SEC Bogged Down on Options Rules

The Securities and Exchange Commission is unlikely to take action any time soon on two of the most important outstanding rule proposals affecting the options industry.

According to Heather Seidel, an associate director in the SEC’s Division of Trading and Markets, the regulator is scrutinizing proposals that would ban so-called "flash" orders and cap exchange fees, but is not even close to ruling on them.

Seidel, who spoke at this year’s Options Industry Conference, cited the regulator’s workload as the reason for the holdup. "The Commission and the staff have a lot on our plates now and in the foreseeable future," she said. "I don’t know that there will be any action on those proposals in the near future."

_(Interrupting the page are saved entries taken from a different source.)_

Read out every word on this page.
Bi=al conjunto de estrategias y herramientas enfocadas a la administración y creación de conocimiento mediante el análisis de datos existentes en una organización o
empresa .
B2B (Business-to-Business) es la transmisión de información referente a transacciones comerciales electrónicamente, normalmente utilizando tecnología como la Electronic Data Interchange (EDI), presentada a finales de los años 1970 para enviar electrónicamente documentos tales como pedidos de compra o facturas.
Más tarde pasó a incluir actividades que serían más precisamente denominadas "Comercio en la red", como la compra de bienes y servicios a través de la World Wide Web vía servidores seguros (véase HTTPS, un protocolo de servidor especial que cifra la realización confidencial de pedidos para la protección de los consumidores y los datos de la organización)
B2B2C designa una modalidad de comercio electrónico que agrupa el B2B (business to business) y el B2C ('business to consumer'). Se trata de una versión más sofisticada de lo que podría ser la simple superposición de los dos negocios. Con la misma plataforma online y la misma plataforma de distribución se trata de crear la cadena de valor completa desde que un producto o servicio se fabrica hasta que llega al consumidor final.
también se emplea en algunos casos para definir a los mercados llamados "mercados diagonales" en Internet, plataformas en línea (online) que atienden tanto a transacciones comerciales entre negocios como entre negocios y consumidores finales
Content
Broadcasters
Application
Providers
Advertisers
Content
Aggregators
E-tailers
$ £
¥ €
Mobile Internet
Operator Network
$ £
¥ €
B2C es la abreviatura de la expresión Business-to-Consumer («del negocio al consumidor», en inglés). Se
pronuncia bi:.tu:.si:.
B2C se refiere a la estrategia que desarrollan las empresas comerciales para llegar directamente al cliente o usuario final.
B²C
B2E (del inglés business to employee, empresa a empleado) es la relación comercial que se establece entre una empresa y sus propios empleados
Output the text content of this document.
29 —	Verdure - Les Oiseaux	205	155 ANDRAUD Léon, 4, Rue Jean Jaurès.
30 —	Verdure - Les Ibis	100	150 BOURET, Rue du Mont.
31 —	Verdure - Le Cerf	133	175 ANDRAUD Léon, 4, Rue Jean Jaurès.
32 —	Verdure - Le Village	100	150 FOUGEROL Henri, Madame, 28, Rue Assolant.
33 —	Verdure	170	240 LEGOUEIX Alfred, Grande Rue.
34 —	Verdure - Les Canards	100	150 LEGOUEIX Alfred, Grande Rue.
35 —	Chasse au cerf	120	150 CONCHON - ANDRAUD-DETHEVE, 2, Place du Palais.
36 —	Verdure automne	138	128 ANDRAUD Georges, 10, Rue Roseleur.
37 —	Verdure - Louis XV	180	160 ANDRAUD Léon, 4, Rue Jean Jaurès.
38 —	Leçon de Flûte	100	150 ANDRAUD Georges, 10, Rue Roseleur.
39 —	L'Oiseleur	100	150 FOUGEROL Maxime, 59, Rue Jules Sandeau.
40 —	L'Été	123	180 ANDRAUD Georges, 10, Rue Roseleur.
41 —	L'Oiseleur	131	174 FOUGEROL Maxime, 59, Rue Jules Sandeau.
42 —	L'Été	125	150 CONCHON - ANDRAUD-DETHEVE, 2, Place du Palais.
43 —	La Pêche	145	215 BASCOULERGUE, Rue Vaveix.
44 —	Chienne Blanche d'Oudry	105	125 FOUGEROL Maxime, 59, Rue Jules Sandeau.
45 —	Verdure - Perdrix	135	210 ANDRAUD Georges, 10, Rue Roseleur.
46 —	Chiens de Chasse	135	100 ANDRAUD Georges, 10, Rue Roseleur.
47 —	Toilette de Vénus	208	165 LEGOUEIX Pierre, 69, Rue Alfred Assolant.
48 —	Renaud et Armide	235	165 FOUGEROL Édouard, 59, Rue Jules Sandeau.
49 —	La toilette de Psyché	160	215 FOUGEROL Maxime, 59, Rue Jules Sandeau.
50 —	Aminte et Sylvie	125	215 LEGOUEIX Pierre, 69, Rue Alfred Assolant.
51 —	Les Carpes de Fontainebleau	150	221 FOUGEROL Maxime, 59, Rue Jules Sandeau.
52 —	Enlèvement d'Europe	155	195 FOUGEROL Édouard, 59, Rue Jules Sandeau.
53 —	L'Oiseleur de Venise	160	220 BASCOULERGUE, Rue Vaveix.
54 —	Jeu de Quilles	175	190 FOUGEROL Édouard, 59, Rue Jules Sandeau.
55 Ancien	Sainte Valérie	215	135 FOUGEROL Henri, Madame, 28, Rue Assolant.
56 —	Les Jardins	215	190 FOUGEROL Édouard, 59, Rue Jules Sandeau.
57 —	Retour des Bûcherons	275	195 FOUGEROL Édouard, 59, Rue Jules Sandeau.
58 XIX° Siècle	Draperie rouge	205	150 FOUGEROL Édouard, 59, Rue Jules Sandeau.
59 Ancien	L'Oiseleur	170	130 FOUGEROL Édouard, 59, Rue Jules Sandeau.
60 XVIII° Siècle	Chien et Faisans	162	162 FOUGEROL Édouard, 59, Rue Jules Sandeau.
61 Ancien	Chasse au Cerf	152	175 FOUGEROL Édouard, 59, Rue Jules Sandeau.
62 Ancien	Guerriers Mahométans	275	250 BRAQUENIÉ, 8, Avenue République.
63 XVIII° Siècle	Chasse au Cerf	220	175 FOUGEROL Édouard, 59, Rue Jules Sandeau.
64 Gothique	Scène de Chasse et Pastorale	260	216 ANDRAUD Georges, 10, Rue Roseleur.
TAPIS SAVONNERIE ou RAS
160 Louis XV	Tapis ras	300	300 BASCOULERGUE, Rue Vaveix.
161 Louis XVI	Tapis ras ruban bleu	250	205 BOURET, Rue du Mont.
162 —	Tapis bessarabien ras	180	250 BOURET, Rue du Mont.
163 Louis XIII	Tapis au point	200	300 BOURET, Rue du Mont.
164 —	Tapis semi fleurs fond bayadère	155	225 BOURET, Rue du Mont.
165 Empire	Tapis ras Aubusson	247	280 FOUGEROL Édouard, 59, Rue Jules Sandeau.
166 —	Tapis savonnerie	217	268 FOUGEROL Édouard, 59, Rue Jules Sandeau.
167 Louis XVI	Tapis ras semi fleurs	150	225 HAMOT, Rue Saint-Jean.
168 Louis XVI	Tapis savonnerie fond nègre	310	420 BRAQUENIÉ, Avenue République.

(Both the SEC and the Commodity Futures Trading Commission are struggling under the weight of converting the historic Dodd-Frank legislation into rules.)

Flash orders are unexecuted orders that exchanges "flash" to anonymous traders in hopes of a fill before routing them on to competitor exchanges. The SEC first proposed a ban on the practice in September 2009. It received several comments on both sides of the debate. In July 2010, still undecided, the regulator asked the public for more input, especially regarding the effect of a ban on the options industry. The comment period ended in August 2010, but the SEC never ruled. While the practice has largely faded away in the stock market, flashing still occurs at options exchanges.

Inextricably linked to the flash order debate is another SEC rule proposal that would cap exchange access fees in the options market. In April 2010, the SEC proposed capping the fees exchanges charge to trade in their markets at 30 cents per contract. Such a cap could make a ban on flash orders more acceptable to some brokers. Currently, flashing saves them money over routing if the destination is a more expensive exchange. A fee cap could reduce any such routing expenses.

"We support flash orders as a mechanism to control execution costs, particularly if you route out to an exchange that charges a high take fee," Marty Mannion, chief operating officer at Citadel Securities, said at OIC. "But the elimination of flash orders would be palatable if you also had a fee cap."

Mike West, a vice president in the transaction services group at Nasdaq OMX, on the other hand, prefers a ban. "We think flash should go in options," he said at OIC. "Better prices should be routed to. Exchanges offer functionality for an order not to be routed. If people don’t want their orders to be routed, they should mark them ‘do not route.’"

Seidel said a Commission ruling could go in any of three directions: (a) adopt as proposed, (b) adopt with modifications or (c) don’t adopt. The attorney has spent about a dozen years working for the SEC, winning the SEC’s Jay Manning Award for excellence in 2006. She intemittently worked in the legal department of Morgan Stanley and at the law firm of Wilmer, Hale and Dorr. Seidel was promoted to associate director at the SEC last October. With David Shillman, she directs the Division of Trading and Markets’ Office of Market Supervision, which oversees stock and option markets.